The Wan-AI README documents this exact command as the supported single-GPU invocation: "This command can run on a GPU with at least 24GB VRAM (e.g, RTX 4090 GPU)." The --offload_model True, --convert_model_dtype, and --t5_cpu flags are what keep peak resident VRAM inside 24 GB; the README also notes that "If you are running on a GPU with at least 80GB VRAM, you can remove the --offload_model True, --convert_model_dtype and --t5_cpu options to speed up execution" — relevant only if you later move to a workstation card.
Results
- Speed: Per the Wan-AI HF card: "Without specific optimization, TI2V-5B can generate a 5-second 720P video in under 9 minutes on a single consumer-grade GPU" — and the Wan-AI README names the RTX 4090 as the GPU class this single-GPU command targets. The DB benchmark row at /check/wan-2-2/rtx-4090 shows a 12-min/clip figure from wavespeed.ai's LTX-2.3 vs WAN 2.2 comparison; the wavespeed.ai post does not specify which Wan 2.2 variant was tested and quotes a 20+ GB VRAM working envelope, so it almost certainly measures one of the 14B variants rather than TI2V-5B. The first-party "under 9 minutes" figure for the 5B variant is the right anchor for this recipe.
- VRAM usage: 24 GB target on the CLI path with the three offload flags above; ~8 GB floor on the ComfyUI native path with the runtime offloader engaged. Per the official ComfyUI tutorial: "should fit well on 8GB vram with the ComfyUI native offloading" — on the 4090 you have ~16 GB of headroom on top of that floor. Live data: /check/wan-2-2/rtx-4090.
- Quality notes: TI2V-5B is the only Wan 2.2 variant the official repo documents as runnable on a single consumer-grade GPU. Output is 720p (1280×704 or 704×1280) at 24 fps; clip length is configurable via the frame count. The 14B-class siblings (T2V-A14B, I2V-A14B, Animate-14B, S2V-14B) require 80 GB+ at native precision per the README and are out of scope for the single-GPU 4090 setup — see the dedicated Wan 2.2 14B recipe for the FP8 / Comfy-Org repackaged path that brings them into 24 GB via timestep-MoE expert swapping.

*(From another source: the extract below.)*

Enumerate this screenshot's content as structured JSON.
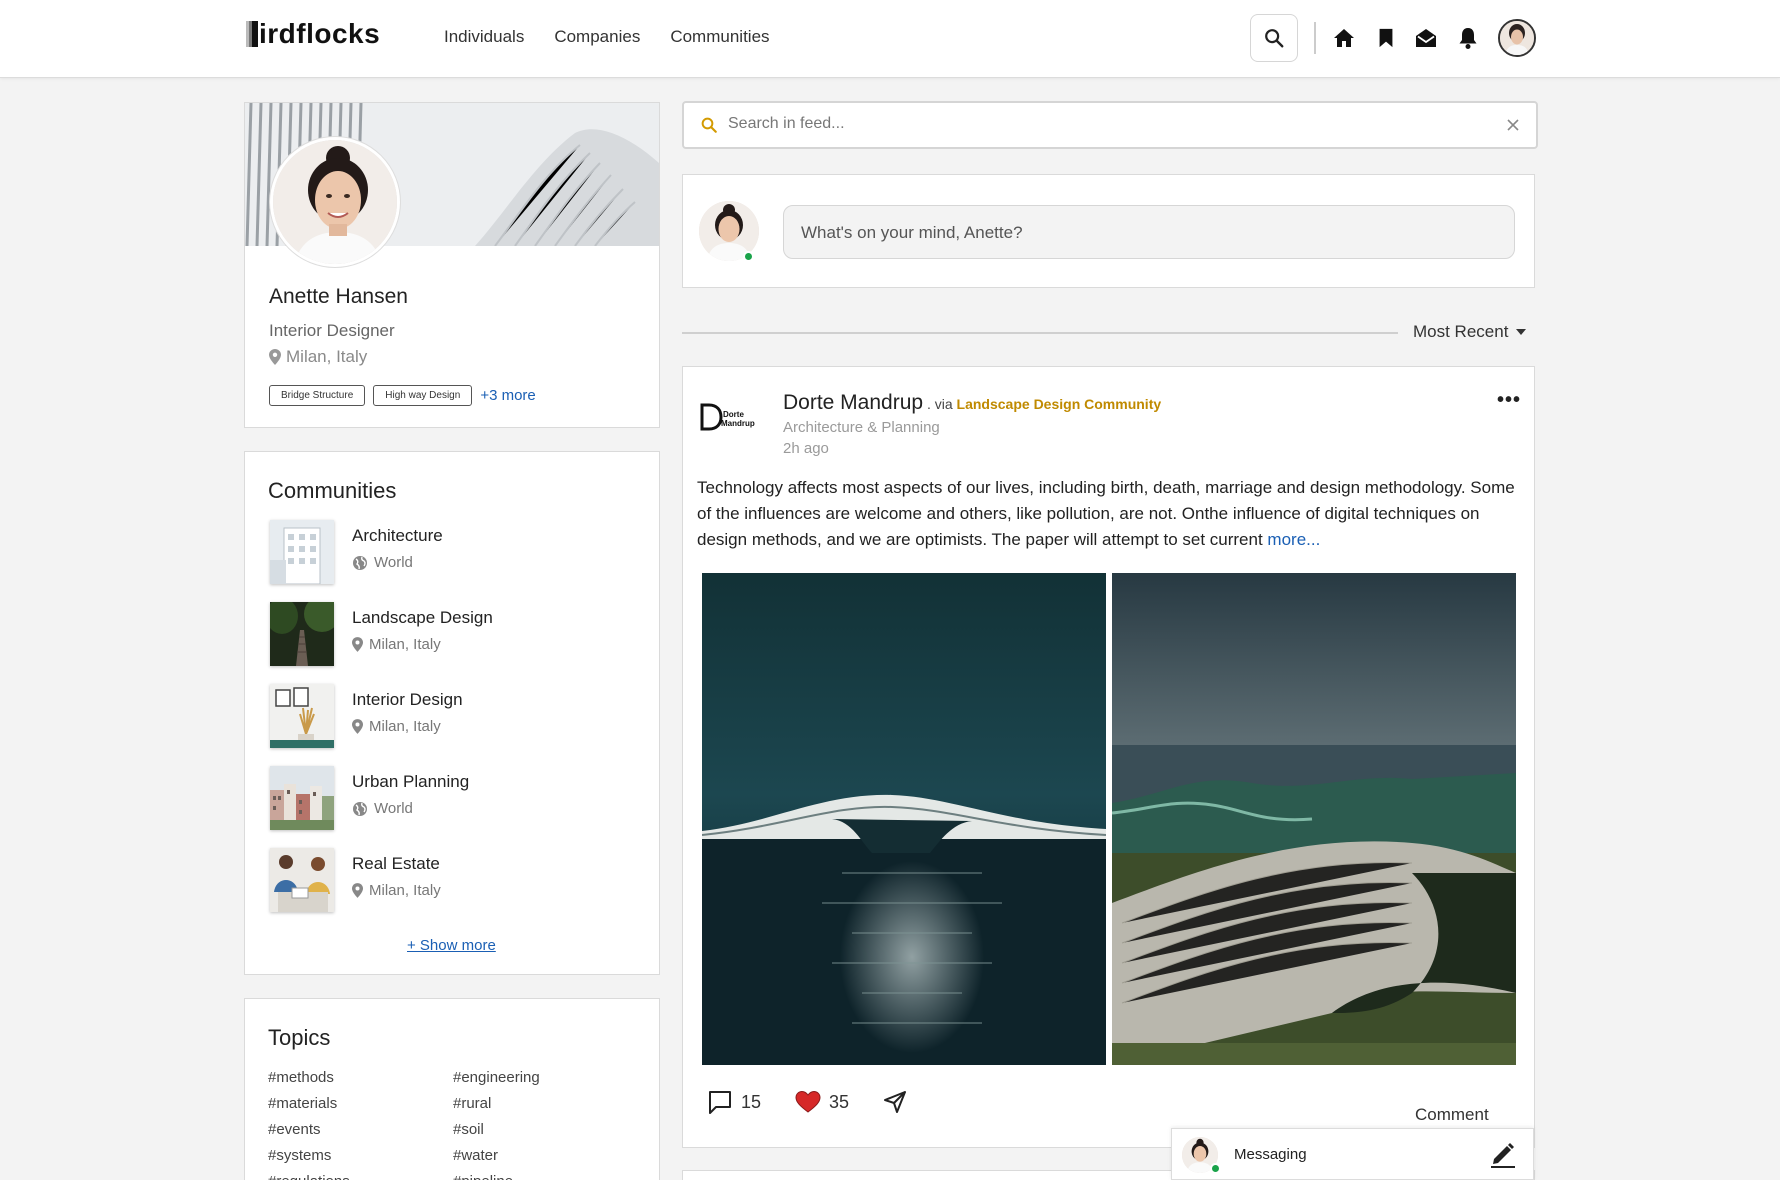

For the full benchmark data, see /check/wan-2-2/rtx-4090.
Troubleshooting
CLI path errors with "CUDA out of memory" at 24 GB
Confirm all three offload flags are present: --offload_model True --convert_model_dtype --t5_cpu. Removing any of the three drops you onto the 80 GB path the Wan-AI README reserves for workstation GPUs. If you still OOM with all three flags engaged, switch to Path A — ComfyUI's runtime offloader is more aggressive than the CLI's static three-flag setup and the official tutorial documents a much lower floor.

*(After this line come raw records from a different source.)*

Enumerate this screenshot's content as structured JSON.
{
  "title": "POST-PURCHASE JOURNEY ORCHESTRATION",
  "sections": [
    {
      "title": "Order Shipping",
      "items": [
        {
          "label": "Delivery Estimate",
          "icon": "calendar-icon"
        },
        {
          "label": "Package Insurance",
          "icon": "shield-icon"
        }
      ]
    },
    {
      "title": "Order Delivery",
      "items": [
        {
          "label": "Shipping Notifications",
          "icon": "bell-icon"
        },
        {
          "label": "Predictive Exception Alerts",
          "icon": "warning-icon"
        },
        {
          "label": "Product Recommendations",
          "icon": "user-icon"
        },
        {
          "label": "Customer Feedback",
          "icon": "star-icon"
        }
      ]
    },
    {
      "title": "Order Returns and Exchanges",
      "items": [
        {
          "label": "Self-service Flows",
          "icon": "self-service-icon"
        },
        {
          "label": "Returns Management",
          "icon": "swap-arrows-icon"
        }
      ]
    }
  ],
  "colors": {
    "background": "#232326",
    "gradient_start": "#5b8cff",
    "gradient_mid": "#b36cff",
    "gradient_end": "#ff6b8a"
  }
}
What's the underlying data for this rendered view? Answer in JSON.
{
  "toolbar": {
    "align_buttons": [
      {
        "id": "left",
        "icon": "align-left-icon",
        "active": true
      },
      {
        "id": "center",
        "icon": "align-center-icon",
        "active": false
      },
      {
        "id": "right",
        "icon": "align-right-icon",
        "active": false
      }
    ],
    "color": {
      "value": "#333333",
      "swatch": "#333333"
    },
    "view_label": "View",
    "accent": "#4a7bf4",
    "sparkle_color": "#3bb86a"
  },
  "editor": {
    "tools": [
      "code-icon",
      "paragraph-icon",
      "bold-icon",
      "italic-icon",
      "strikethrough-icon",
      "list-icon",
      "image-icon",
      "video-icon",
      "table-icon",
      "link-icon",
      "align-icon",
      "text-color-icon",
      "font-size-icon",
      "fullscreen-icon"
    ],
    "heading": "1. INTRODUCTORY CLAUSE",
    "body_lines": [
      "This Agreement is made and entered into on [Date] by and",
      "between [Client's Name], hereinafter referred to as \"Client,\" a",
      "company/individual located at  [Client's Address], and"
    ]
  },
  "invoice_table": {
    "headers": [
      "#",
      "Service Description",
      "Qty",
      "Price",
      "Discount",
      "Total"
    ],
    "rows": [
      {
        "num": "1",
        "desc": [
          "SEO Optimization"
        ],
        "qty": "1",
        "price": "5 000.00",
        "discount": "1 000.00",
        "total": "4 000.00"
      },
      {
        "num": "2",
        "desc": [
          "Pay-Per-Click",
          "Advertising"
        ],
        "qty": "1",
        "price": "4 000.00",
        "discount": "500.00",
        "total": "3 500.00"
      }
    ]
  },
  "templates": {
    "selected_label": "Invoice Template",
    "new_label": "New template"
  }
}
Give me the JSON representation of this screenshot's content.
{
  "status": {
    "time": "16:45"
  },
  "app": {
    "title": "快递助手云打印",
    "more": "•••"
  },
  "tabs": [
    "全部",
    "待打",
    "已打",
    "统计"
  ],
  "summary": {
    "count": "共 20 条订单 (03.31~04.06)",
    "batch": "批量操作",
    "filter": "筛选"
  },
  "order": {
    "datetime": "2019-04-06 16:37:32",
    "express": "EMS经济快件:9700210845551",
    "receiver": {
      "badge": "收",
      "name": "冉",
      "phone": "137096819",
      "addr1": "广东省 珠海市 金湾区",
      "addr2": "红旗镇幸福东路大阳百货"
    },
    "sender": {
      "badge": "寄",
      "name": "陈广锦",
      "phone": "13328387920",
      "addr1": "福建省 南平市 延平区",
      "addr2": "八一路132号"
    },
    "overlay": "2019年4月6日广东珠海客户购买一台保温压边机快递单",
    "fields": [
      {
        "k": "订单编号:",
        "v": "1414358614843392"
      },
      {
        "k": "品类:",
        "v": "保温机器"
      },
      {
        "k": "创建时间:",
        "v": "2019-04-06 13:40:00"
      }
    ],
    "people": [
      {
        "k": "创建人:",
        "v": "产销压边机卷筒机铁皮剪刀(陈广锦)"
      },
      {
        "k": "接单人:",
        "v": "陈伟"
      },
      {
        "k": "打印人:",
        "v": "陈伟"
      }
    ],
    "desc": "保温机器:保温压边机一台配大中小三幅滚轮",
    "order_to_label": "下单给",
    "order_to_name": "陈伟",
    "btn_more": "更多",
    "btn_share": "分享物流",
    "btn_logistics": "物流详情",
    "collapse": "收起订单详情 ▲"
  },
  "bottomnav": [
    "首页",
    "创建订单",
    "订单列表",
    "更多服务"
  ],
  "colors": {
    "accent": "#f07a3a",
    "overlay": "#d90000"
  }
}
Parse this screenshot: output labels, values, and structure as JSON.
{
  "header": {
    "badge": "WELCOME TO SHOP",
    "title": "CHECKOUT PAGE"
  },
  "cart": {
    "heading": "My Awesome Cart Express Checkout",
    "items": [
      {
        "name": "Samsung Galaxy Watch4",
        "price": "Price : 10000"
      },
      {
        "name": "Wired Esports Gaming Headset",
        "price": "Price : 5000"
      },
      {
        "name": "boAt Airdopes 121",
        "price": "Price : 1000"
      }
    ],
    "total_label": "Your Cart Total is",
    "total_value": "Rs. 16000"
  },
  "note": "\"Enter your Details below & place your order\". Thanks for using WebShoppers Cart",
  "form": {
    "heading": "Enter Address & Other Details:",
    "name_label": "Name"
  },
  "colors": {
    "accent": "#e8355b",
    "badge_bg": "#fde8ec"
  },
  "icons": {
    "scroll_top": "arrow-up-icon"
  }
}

Faster generation on a 4090
The first-party "under 9 minutes" figure assumes no specific optimization. Community LoRAs (e.g. 4-step / 8-step distillation variants) and ComfyUI runtime optimizations have shipped for the 5B model after the README was published — track the Wan-AI HF repo and the official Wan2.2 GitHub for distilled variants. Report measured timings via /contribute — the DB benchmark row is currently variant-ambiguous and a TI2V-5B-explicit RTX 4090 measurement would replace it.
Want the 14B variants on this 24 GB card?
The native 14B path needs 80 GB. The Wan 2.2 14B recipe walks through the FP8-scaled Comfy-Org repackaged path that loads one timestep-MoE expert at a time (high-noise then low-noise, ~14 GB each at FP8) — that brings the 14B family into 24 GB with output quality close to the native precision.